Yeah, and maybe even, kinder than that, people want you to get over it because they want you to be happy again. I think we can do some work, as a culture, to understand that it’s through embracing the meaning of the past and through embracing how badly loss hurts that we can move forward in a stronger, more cohesive, complete way.
Absolutely. To me, the grief is just as deep as the love was. So, the deeper the love, the deeper the grief. And it is what it is and it’s gonna take its own pace and its own route and you’re just gonna have to ride it. But I agree that a lot of people, unless they’ve been through it — and even some people who have and maybe didn’t deal with it that well — feel like you should just buck up.
Yeah. Yeah.
So, translating that all into songs … was that a natural process for you? And a necessary one, I would assume.
It was. It definitely helped me to process what was going on and, more than that, I felt like, while I was writing this album, it was … Let me back up. What we were just talking about … I found it culturally difficult for a lot of my closest friends and even family members. Like you said, some who have and some who haven’t dealt with that kind of loss. I found it really difficult for them to talk about. And I wanted to write some songs that would give an invitation to my family and closest people in my community to talk about it in a way that wasn’t scary, because I could tell that people were frightened to talk about it and really look at the idea of these kinds of losses.
And what I found was that I was making songs that were where I wanted to be with it, trying to give courage to myself. And, also, making songs that were intended to give that kind of courage to my family, too.

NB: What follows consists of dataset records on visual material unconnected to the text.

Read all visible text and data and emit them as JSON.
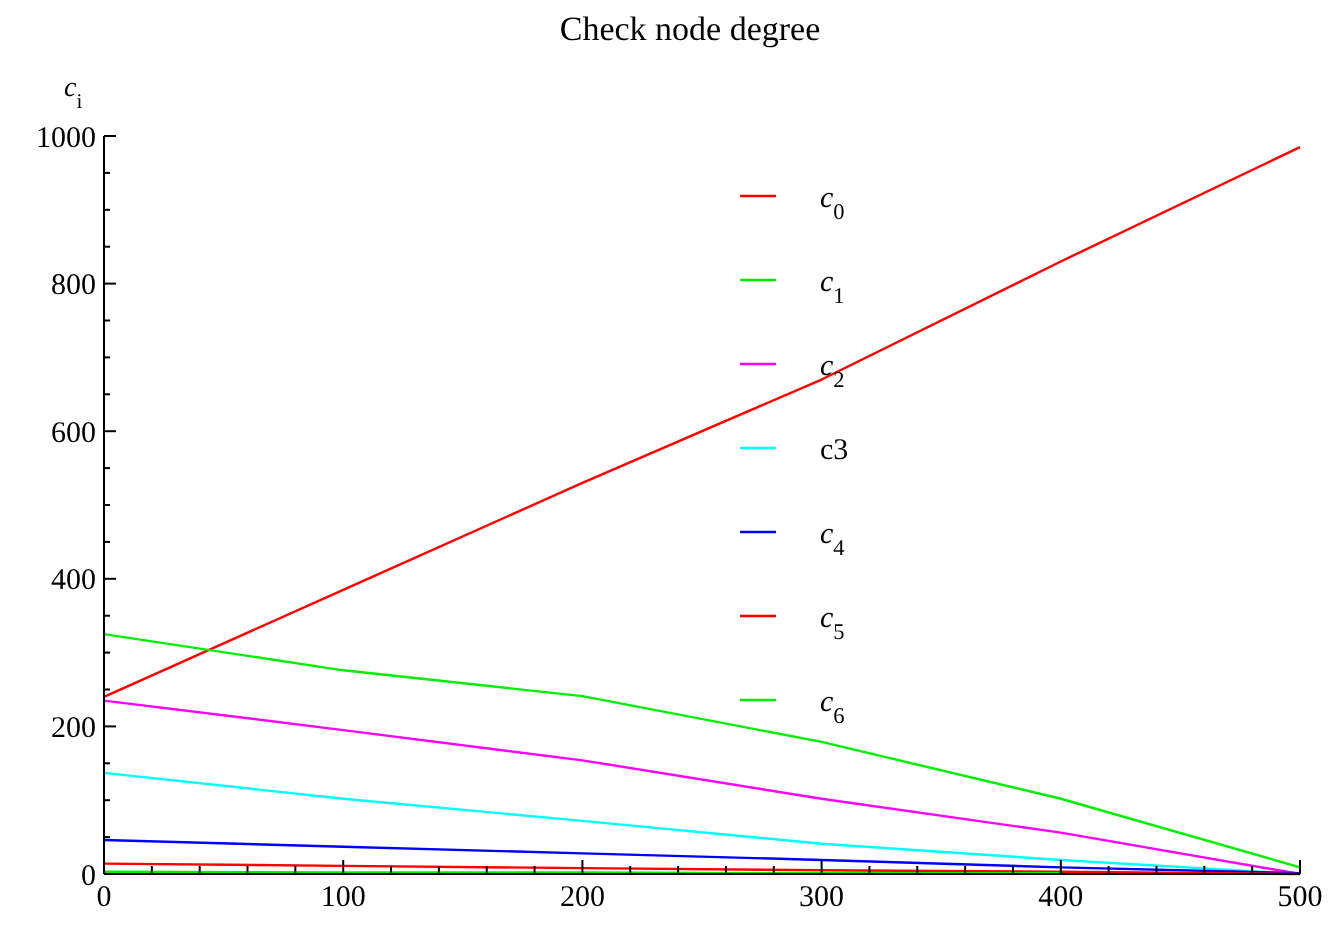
{
  "chart_data": {
    "type": "line",
    "title": "Check node degree",
    "ylabel": "c$_{i}$",
    "x": [
      0,
      100,
      200,
      300,
      400,
      500
    ],
    "xlim": [
      0,
      500
    ],
    "ylim": [
      0,
      1000
    ],
    "xticks": [
      0,
      {
        "value": 20,
        "label": null
      },
      {
        "value": 40,
        "label": null
      },
      {
        "value": 60,
        "label": null
      },
      {
        "value": 80,
        "label": null
      },
      100,
      {
        "value": 120,
        "label": null
      },
      {
        "value": 140,
        "label": null
      },
      {
        "value": 160,
        "label": null
      },
      {
        "value": 180,
        "label": null
      },
      200,
      {
        "value": 220,
        "label": null
      },
      {
        "value": 240,
        "label": null
      },
      {
        "value": 260,
        "label": null
      },
      {
        "value": 280,
        "label": null
      },
      300,
      {
        "value": 320,
        "label": null
      },
      {
        "value": 340,
        "label": null
      },
      {
        "value": 360,
        "label": null
      },
      {
        "value": 380,
        "label": null
      },
      400,
      {
        "value": 420,
        "label": null
      },
      {
        "value": 440,
        "label": null
      },
      {
        "value": 460,
        "label": null
      },
      {
        "value": 480,
        "label": null
      },
      500
    ],
    "yticks": [
      0,
      {
        "value": 50,
        "label": null
      },
      {
        "value": 100,
        "label": null
      },
      {
        "value": 150,
        "label": null
      },
      200,
      {
        "value": 250,
        "label": null
      },
      {
        "value": 300,
        "label": null
      },
      {
        "value": 350,
        "label": null
      },
      400,
      {
        "value": 450,
        "label": null
      },
      {
        "value": 500,
        "label": null
      },
      {
        "value": 550,
        "label": null
      },
      600,
      {
        "value": 650,
        "label": null
      },
      {
        "value": 700,
        "label": null
      },
      {
        "value": 750,
        "label": null
      },
      800,
      {
        "value": 850,
        "label": null
      },
      {
        "value": 900,
        "label": null
      },
      {
        "value": 950,
        "label": null
      },
      1000
    ],
    "grid": false,
    "legend": "top",
    "marker": "none",
    "line_style": "solid",
    "series": [
      {
        "name": "c$_{0}$",
        "color": "#ff0000",
        "values": [
          240,
          385,
          530,
          670,
          830,
          985
        ]
      },
      {
        "name": "c$_{1}$",
        "color": "#00ee00",
        "values": [
          325,
          276,
          241,
          179,
          102,
          9
        ]
      },
      {
        "name": "c$_{2}$",
        "color": "#ff00ff",
        "values": [
          235,
          195,
          154,
          102,
          56,
          0
        ]
      },
      {
        "name": "c3",
        "color": "#00ffff",
        "values": [
          137,
          102,
          72,
          41,
          19,
          0
        ]
      },
      {
        "name": "c$_{4}$",
        "color": "#0000ff",
        "values": [
          46,
          37,
          28,
          19,
          9,
          1
        ]
      },
      {
        "name": "c$_{5}$",
        "color": "#ff0000",
        "values": [
          14,
          11,
          8,
          5,
          3,
          0
        ]
      },
      {
        "name": "c$_{6}$",
        "color": "#00ee00",
        "values": [
          3,
          2,
          2,
          1,
          1,
          null
        ]
      }
    ]
  }
}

As you were writing, were you hearing the hopeful elements coming through or did Tucker [Martine] tease those out more with his production? It’s a serious and somber record, but it’s not depressing.
Yeah, yeah. Definitely. This was the first time in my life, writing songs, where I gave myself somewhat of an agenda. It’s always been important to me to take songs exactly as they come. But it was important to me, with this album, when songs would come and I’d be kind of wallowing in sorrow and grief … it wasn’t that I was ashamed of it, but it was that I wanted to give people more than that. I didn’t want to share that, because it wasn’t the whole truth of it. So it was important to me, from the first stages of making the songs, that they were looking at the complete spectrum of what was going on — not just the darker side, or more painful.
I think that was the one intention that persisted throughout the process, and recording and mixing, too. If a song seemed kind of somber, I could call in Dave [Jorgensen] to put some on synth and trumpet lines or stuff like that. And, yeah, Tucker definitely helped with that process, too.
Okay. Let’s lighten it up a bit to close it out. Originally, you guys were a duo. Now, it’s a six-piece. How are you feeling about the current line-up and the sound you’re making? And what challenges come along with an expanded roster?
Six people … it’s a lot of individual lives to coordinate. It was lucky that the timing happened the way it did. Luke [Ydstie] and Kati [Claborn], who are both in the band, had a daughter during the time that I was going through my dad being sick. I’d say all six of us, our lives have changed quite a bit in the past couple of years.
Over the years, one of the big benefits of it is, with six people, it’s easy to distinguish between interpersonal relationships and the music because you can’t stay always on good terms with everybody in a group of six people, when you’re always together. There’s a lot of chance for ebb and flow of closeness. But it also kind of shines a light on what you’re really doing here, in the band, which is to give yourself to the music, regardless of whatever’s going on.